Should wives be submissive to husbands?

Catholic FAQ

Can it still be affirmed that a wife should be submissive to her husband, given the changes in modern society?

See also: The Best Questions and Answers

By Fr. Peter Scott

The due submission of a wife to her husband can be considered on two different planes:

  • firstly that of the natural law, man and woman having each a profoundly different function in the building block of society which is the family;
  • and secondly on the supernatural plane.

This second perspective is by far the most important, and illuminates all of married life. For if the submission of a wife to her husband is totally clear in the natural law to any woman who has not been tainted by the rebellious principles of liberalism, it was explicitly confirmed in the New Testament. St. Paul, in the fifth chapter of his epistle to the Ephesians, lays down the principles. A husband has, in virtue of the sacrament of matrimony, always to imitate Christ in His love for the Church, and a wife has always, in virtue of the same sacrament, to imitate the Church in her love for Christ. Thus a man is really the head of his wife, and has the duty to take leadership, whereas the wife must strive to be the heart responding to and dependent upon the head.

Pope Leo XIII treats of this question explicitly in his encyclical Arcanum Divinae Sapientiae of Feb. 10, 1880:

The husband is the chief of the family, and the head of the wife. The woman, because she is flesh of his flesh and bone of his bone, must be subject to her husband and obey him: not, indeed as a servant, but as a companion, so that her obedience shall be wanting in neither honor nor dignity. Since the husband represents Christ, and since the wife represents the Church, let there always be, both in him who commands and in her who obeys, a heaven-born love guiding both in their respective duties.  For 'the husband is the head of the wife, as Christ is the head of the Church... Therefore as the Church is subject to Christ, so also let the wives be to their husbands in all things'" (Eph. 5:23-24) (Matrimony, Papal Teachings, by the monks of Solesmes, p. 141).

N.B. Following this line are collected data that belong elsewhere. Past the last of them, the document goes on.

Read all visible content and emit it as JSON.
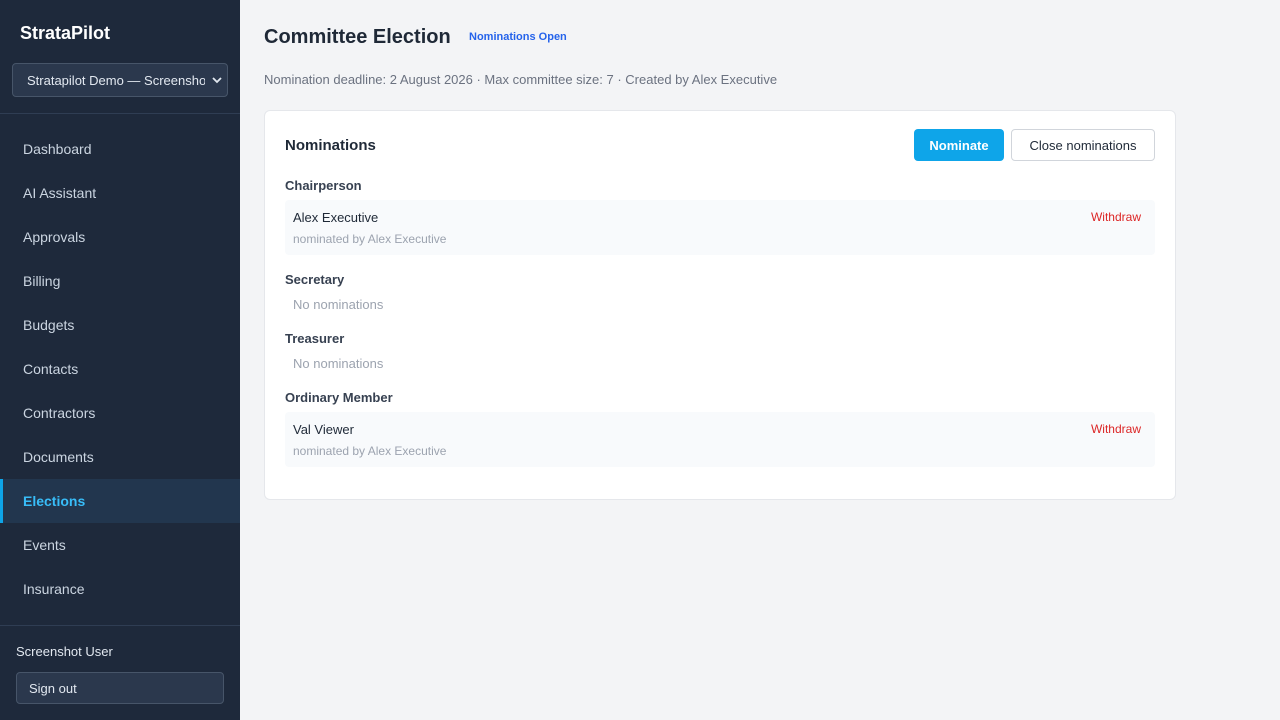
{
  "app": {
    "name": "StrataPilot"
  },
  "org_select": {
    "value": "Stratapilot Demo — Screenshot"
  },
  "nav": {
    "items": [
      {
        "label": "Dashboard"
      },
      {
        "label": "AI Assistant"
      },
      {
        "label": "Approvals"
      },
      {
        "label": "Billing"
      },
      {
        "label": "Budgets"
      },
      {
        "label": "Contacts"
      },
      {
        "label": "Contractors"
      },
      {
        "label": "Documents"
      },
      {
        "label": "Elections",
        "active": true
      },
      {
        "label": "Events"
      },
      {
        "label": "Insurance"
      }
    ]
  },
  "user": {
    "name": "Screenshot User",
    "signout_label": "Sign out"
  },
  "page": {
    "title": "Committee Election",
    "status": "Nominations Open",
    "meta": "Nomination deadline: 2 August 2026 · Max committee size: 7 · Created by Alex Executive"
  },
  "nominations": {
    "title": "Nominations",
    "nominate_label": "Nominate",
    "close_label": "Close nominations",
    "withdraw_label": "Withdraw",
    "empty_label": "No nominations",
    "roles": [
      {
        "role": "Chairperson",
        "nominees": [
          {
            "name": "Alex Executive",
            "nominated_by": "nominated by Alex Executive"
          }
        ]
      },
      {
        "role": "Secretary",
        "nominees": []
      },
      {
        "role": "Treasurer",
        "nominees": []
      },
      {
        "role": "Ordinary Member",
        "nominees": [
          {
            "name": "Val Viewer",
            "nominated_by": "nominated by Alex Executive"
          }
        ]
      }
    ]
  },
  "colors": {
    "sidebar": "#1e293b",
    "accent": "#0ea5e9",
    "danger": "#dc2626",
    "status": "#2563eb"
  }
}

Since man's nature cannot change, neither can the natural law, and since divine revelation was completed with the death of the last of the apostles, neither can this supernatural plan change either. In order to resist the corruption of nature and God’s supernatural gifts, husbands and wives need to remember that they do not belong to this world, otherwise modern-day liberalism will succeed in destroying the family. Husbands will consequently take responsibility and leadership, even when they feel inadequate, and wives will take delight in denying their own will and obeying their husbands.

It is this authority of a man over his wife (not of men over women) which the liberals detest, and which, alas, Pope John Paul II has fought against on the basis of the false rights of man. In his analysis of this change of teaching, author Luigi Accattoli does not hesitate to affirm (approvingly) that the pope "corrects the teaching of St. Paul " (When a Pope Asks Forgiveness, Alba House, pp.105-108, 1998).

In regard to the radically feminist nature of the assertion of the equality in marriage of husband and wife, it suffices to quote some passages from the above author, based as they are on the pope's September 1988 Encyclical Mulieris Dignitatem:

The boldest stroke is also found in Mulieris Dignitatem, which contains a summation of the biblical references to individual women and even corrects two thousand years of interpretation of the passages in St. Paul which describe man as the "head" of the woman. He even corrects St. Paul—or what is based on antiquity in his writings—when he states: "All the reasons in favor of the subjection of woman to man in marriage must be understood in the sense of a mutual subjection of both out of reverence for Christ" (Ibid., citing Mulieris Dignitatem 9;24).

Accattoli is certainly accurate in pointing out that this is a radical transformation in the Church’s teaching. Nobody could possibly doubt that the letter and sense of St. Paul is of a one-sided submission, and that the pope, by reinterpreting it as a "mutual subjection" is both emptying the text of all sense and going directly against divine revelation for the sake of his humanistic and false principles on the equality and dignity of man.

Truly feminine wives will consequently abhor this feminine perversion of Catholic Truth, and practice the submission and obedience which both nature and grace incline them to.